4.2. O texto de semidivulgação científica como objeto de ensino

Considerando a proposta bakhtiniana para os atos dos sujeitos com a linguagem, assumimos que o texto é algo que se faz, ou seja, considera-se o processo de construção do texto como uma ação que resulta de um projeto discursivo de um agente, em uma dada esfera institucional, construído a partir de uma intenção e de um objetivo. Assumimos também que a relação entre os interlocutores e as instâncias de sua enunciação é condição necessária a sua organização textual.

No âmbito das estruturas do poder da educação formal, conforme pudemos constatar, o curso técnico de Agropecuária se constitui como projeto político e econômico construído, nos discursos oficiais, com a intenção de promover a formação profissional de jovens carentes, durante o processo de sua escolarização no ensino médio.

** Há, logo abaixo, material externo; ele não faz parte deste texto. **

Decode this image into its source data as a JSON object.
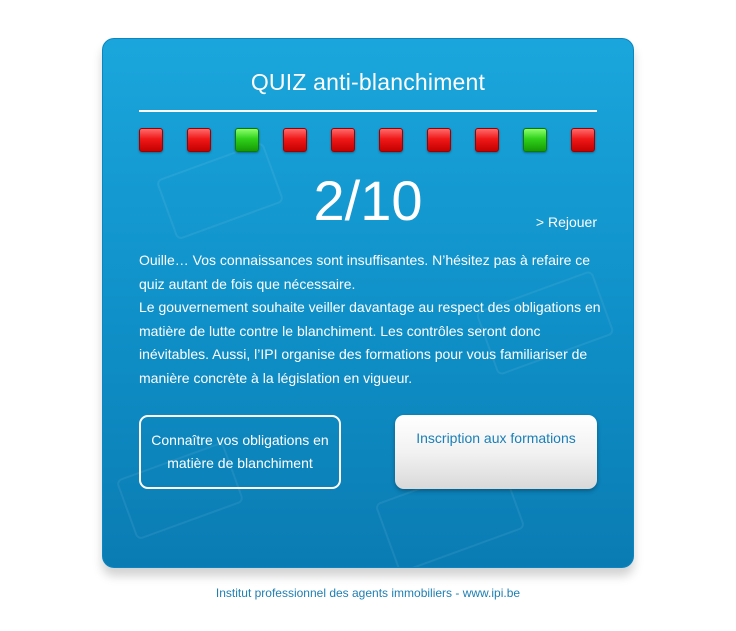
{
  "quiz": {
    "title": "QUIZ anti-blanchiment",
    "answers": [
      "wrong",
      "wrong",
      "correct",
      "wrong",
      "wrong",
      "wrong",
      "wrong",
      "wrong",
      "correct",
      "wrong"
    ],
    "colors": {
      "correct": "#2fd11a",
      "wrong": "#f01818",
      "card": "#1aa6dc",
      "footer": "#1e7fb3"
    },
    "score": "2/10",
    "replay_label": "> Rejouer",
    "message_1": "Ouille… Vos connaissances sont insuffisantes. N’hésitez pas à refaire ce quiz autant de fois que nécessaire.",
    "message_2": "Le gouvernement souhaite veiller davantage au respect des obligations en matière de lutte contre le blanchiment. Les contrôles seront donc inévitables. Aussi, l’IPI organise des formations pour vous familiariser de manière concrète à la législation en vigueur.",
    "buttons": {
      "obligations_label": "Connaître vos obligations en matière de blanchiment",
      "inscription_label": "Inscription aux formations"
    }
  },
  "footer": {
    "text": "Institut professionnel des agents immobiliers - www.ipi.be"
  }
}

Nas instituições de ensino responsáveis pela execução desse projeto, a exemplo da Escola Agrícola ―Assis Chateaubriand,‖ as instâncias enunciativas de interlocução mediadas por textos orais e escritos são determinadas, segundo Geraldi (1993, p.54-56), a partir de dois sistemas de referência ou ―universos discursivos‖: i) aquele logicamente estabilizado e afirmado como conhecimento científico no contexto dos nossos participantes, a área de zootecnia e agricultura; e ii) e outro não estabilizado, logicamente como um conhecimento da

experiência dos sujeitos em espaços sócio-históricos dos rituais ideológicos, das esferas institucionais de trabalho no ensino e aprendizagem dos sujeitos.

Esses sistemas de referência, segundo o autor, não funcionam de forma independente. Nos processos interacionais, esses universos discursivos fortalecem as estruturas ideológicas com poder para elaborar, sistematicamente, as necessidades, desejos, aspirações, em um dado campo de conhecimento, selecionando, hierarquizando, estruturando os componentes de seu objeto/conteúdo, em função da assimilação e apropriação do conhecimento pelo outro, que está numa posição social hierárquica inferior, na condição de aprendiz.

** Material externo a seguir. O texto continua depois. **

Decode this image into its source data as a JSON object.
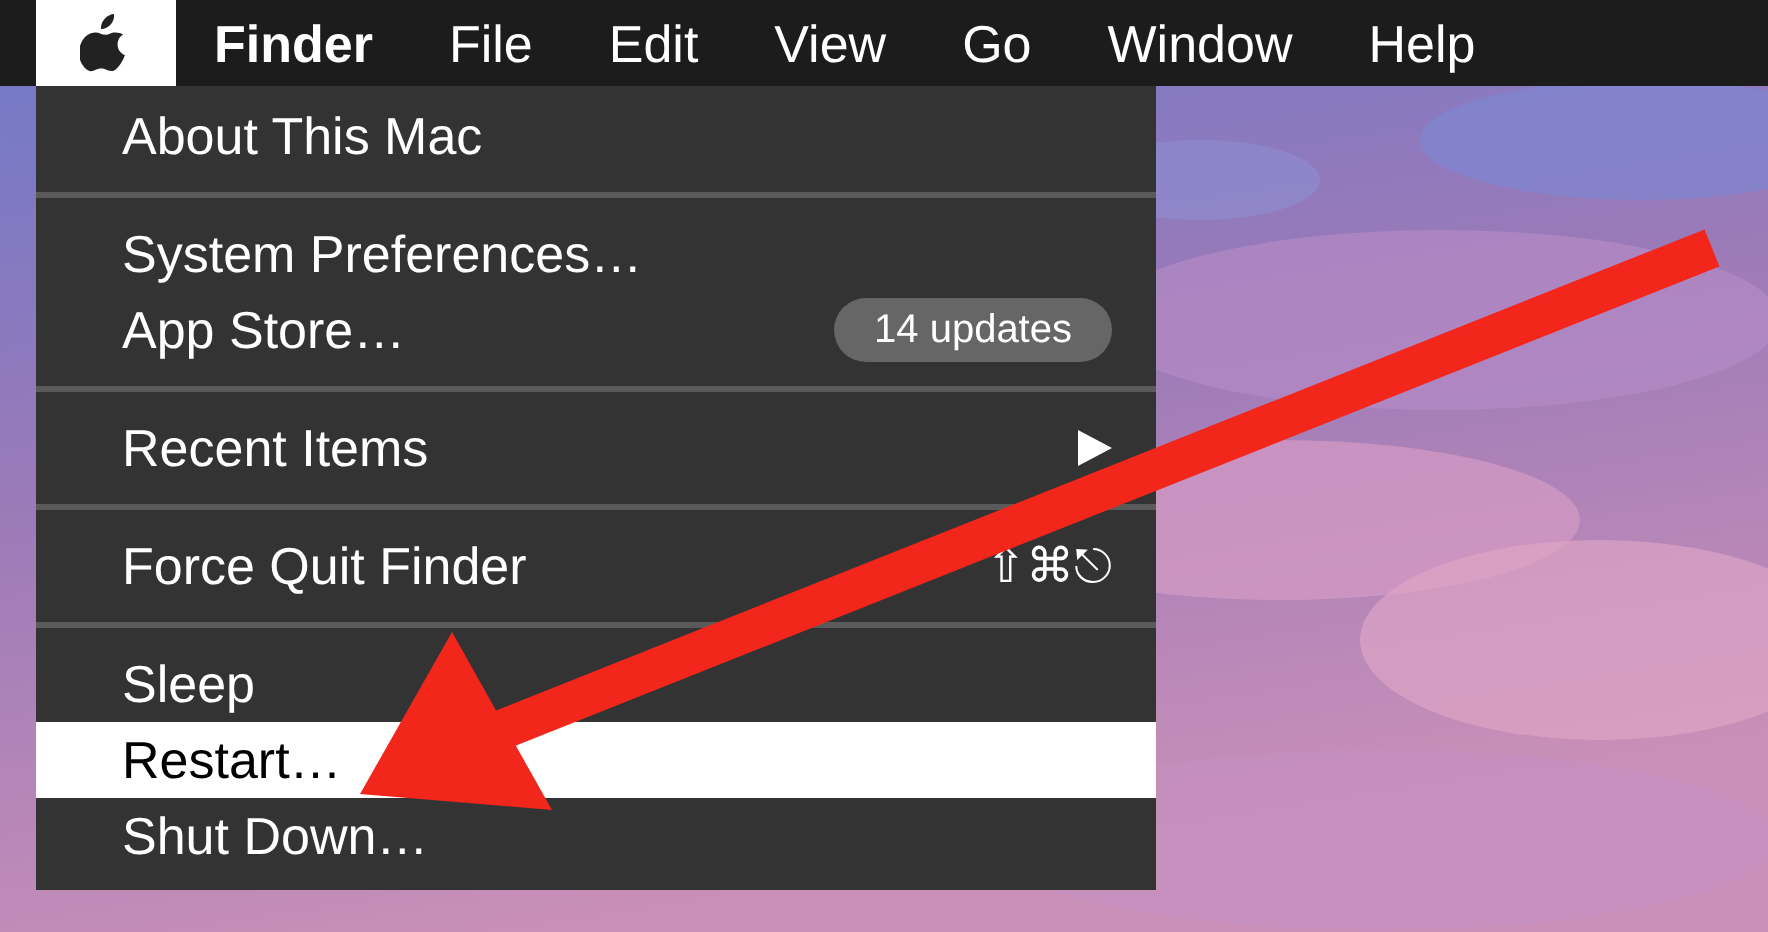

Nessa perspectiva, as situações de construção do conhecimento em aula se dão na inter-relação desses sistemas de referência, mediados pela autoridade e legitimidade de outras vozes da ciência, codificados nos textos escritos. Conforme explicitado pelo professor Pereira (v. enxerto 11, linhas 7-13), os livros existentes na biblioteca do curso, pelo aprofundamento do conteúdo, estilo e forma composicional, se constituem fonte de consulta e estudo para leitores com perfil acadêmico especializado. Nesse sentido, considerando as capacidades leitoras limitadas do público-alvo desse curso, alunos do ensino médio, os textos escritos que mediam as práticas de leitura em sala de aula são, especialmente, produzidos pelos professores, com foco no conteúdo de ensino e na imagem desse leitor.

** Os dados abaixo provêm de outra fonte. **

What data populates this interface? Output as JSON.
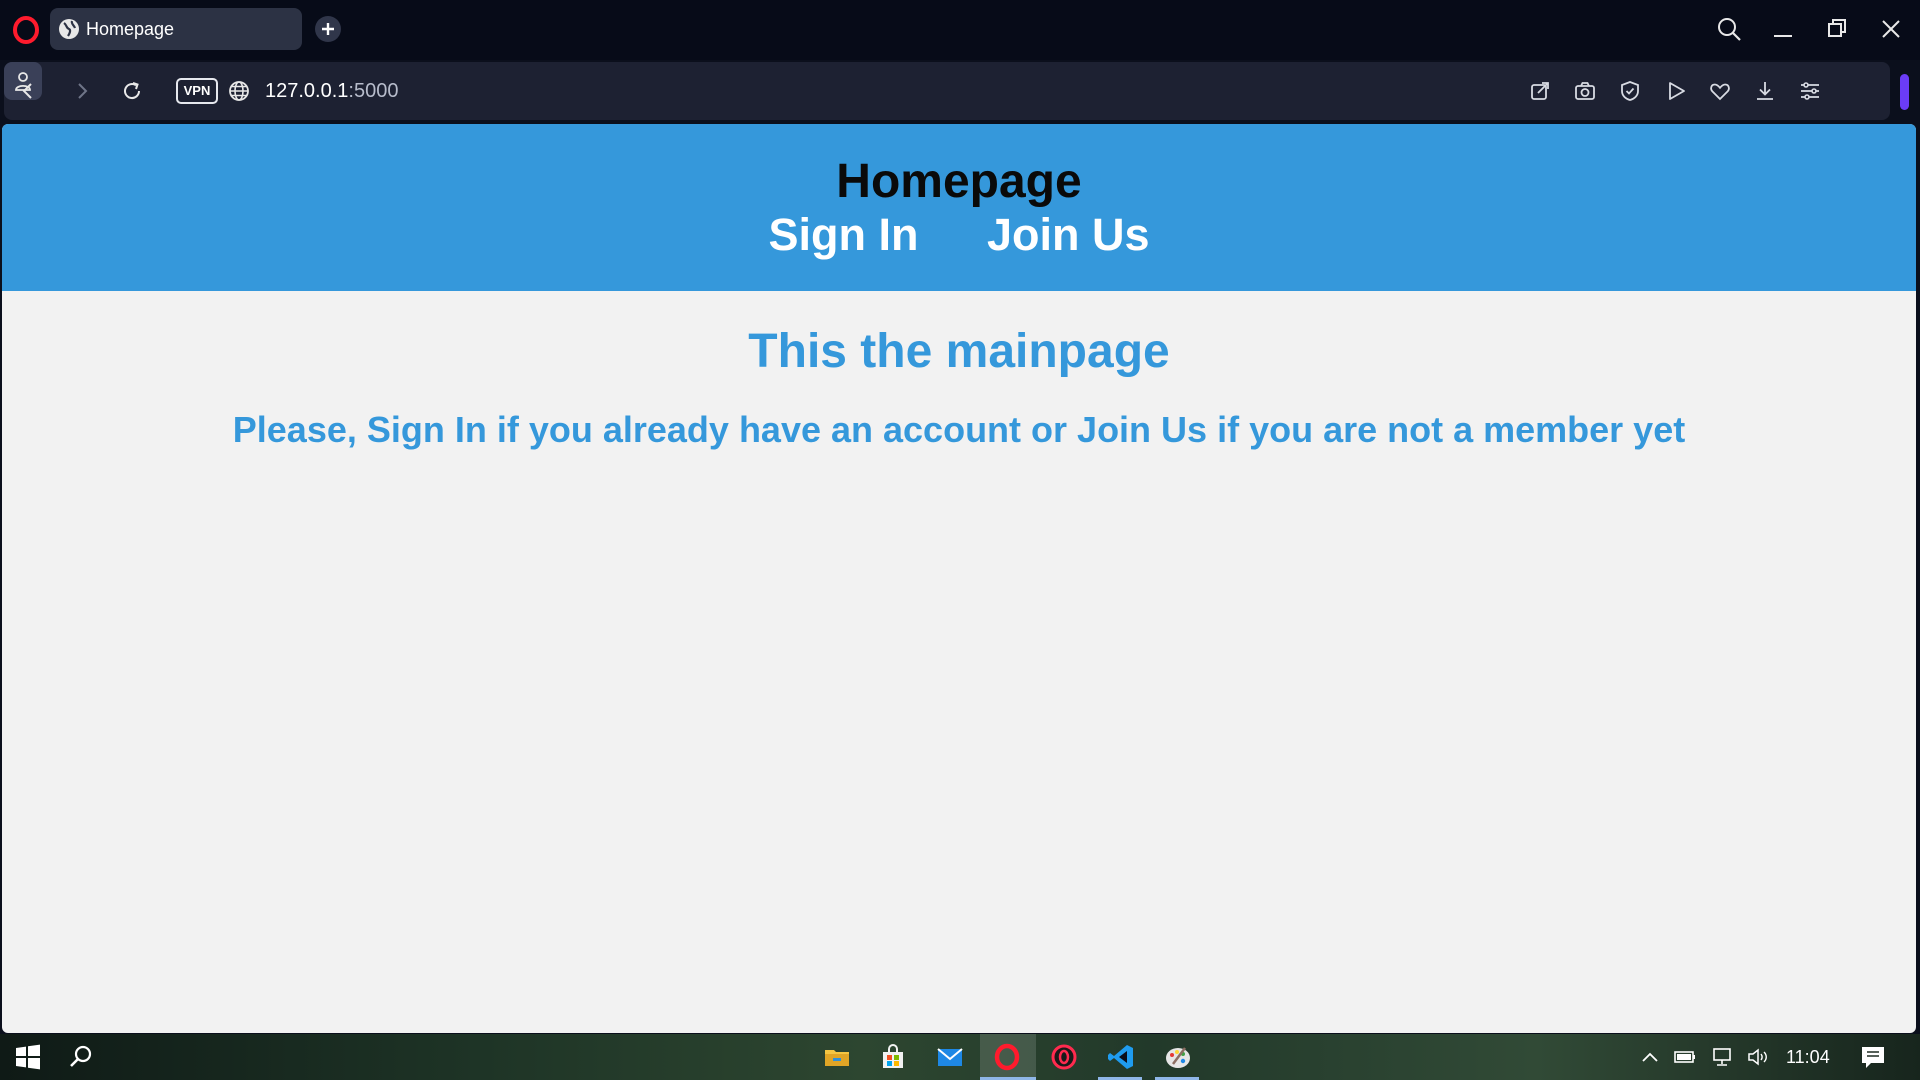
{
  "browser": {
    "tab_title": "Homepage",
    "url_host": "127.0.0.1",
    "url_port": ":5000",
    "vpn_label": "VPN",
    "accent_color": "#6b3cf6"
  },
  "page": {
    "header_title": "Homepage",
    "nav": [
      {
        "label": "Sign In"
      },
      {
        "label": "Join Us"
      }
    ],
    "heading": "This the mainpage",
    "message": "Please, Sign In if you already have an account or Join Us if you are not a member yet",
    "primary_color": "#3598db"
  },
  "taskbar": {
    "clock": "11:04",
    "apps": [
      "file-explorer-icon",
      "store-icon",
      "mail-icon",
      "opera-icon",
      "opera-gx-icon",
      "vscode-icon",
      "paint-icon"
    ]
  }
}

Tendo em vista os objetivos que estabelecemos para as análises em leitura/escrita, torna-se relevante, neste momento, examinar como os professores constroem para si mesmos uma posição de sujeito-autor nos textos escritos que produzem para estas situações específicas de escolarização, objetivando a formação de técnicos em Agropecuária. Nesse sentido, optamos por examinar o texto escrito utilizado pelo professor Carvalho, na disciplina ―Manejo e conservação do solo‖, como um gênero do discurso típico das situações escolarizadas, em contextos de uso e funcionamento dos discursos científicos, a partir do tema, do estilo e da forma composicional.

Com base nesses pressupostos, o professor institui o seu projeto discursivo, materializado no texto escrito, de natureza didática, que estamos caracterizando como um discurso científico de semidivulgação (Anexo D), entendendo com Loffler-Laurian (1983), como aquele que tem como intenção a formação profissional e como objetivo a introdução do aluno de ensino médio (ou nível universitário) nos princípios de determinada ciência.

Orientado por essas evidências e pelos sistemas de referência que farão parte do universo temático-discursivo em ―Manejo e conservação do solo‖, o professor Carvalho marca a sua posição de autor no texto escrito, atribuindo um cabeçalho ao texto, localizado na

superfície superior e central da página, as indicações do lugar de onde fala e a posição que ocupa na instituição, estilisticamente marcadas pelo uso de maiúsculas.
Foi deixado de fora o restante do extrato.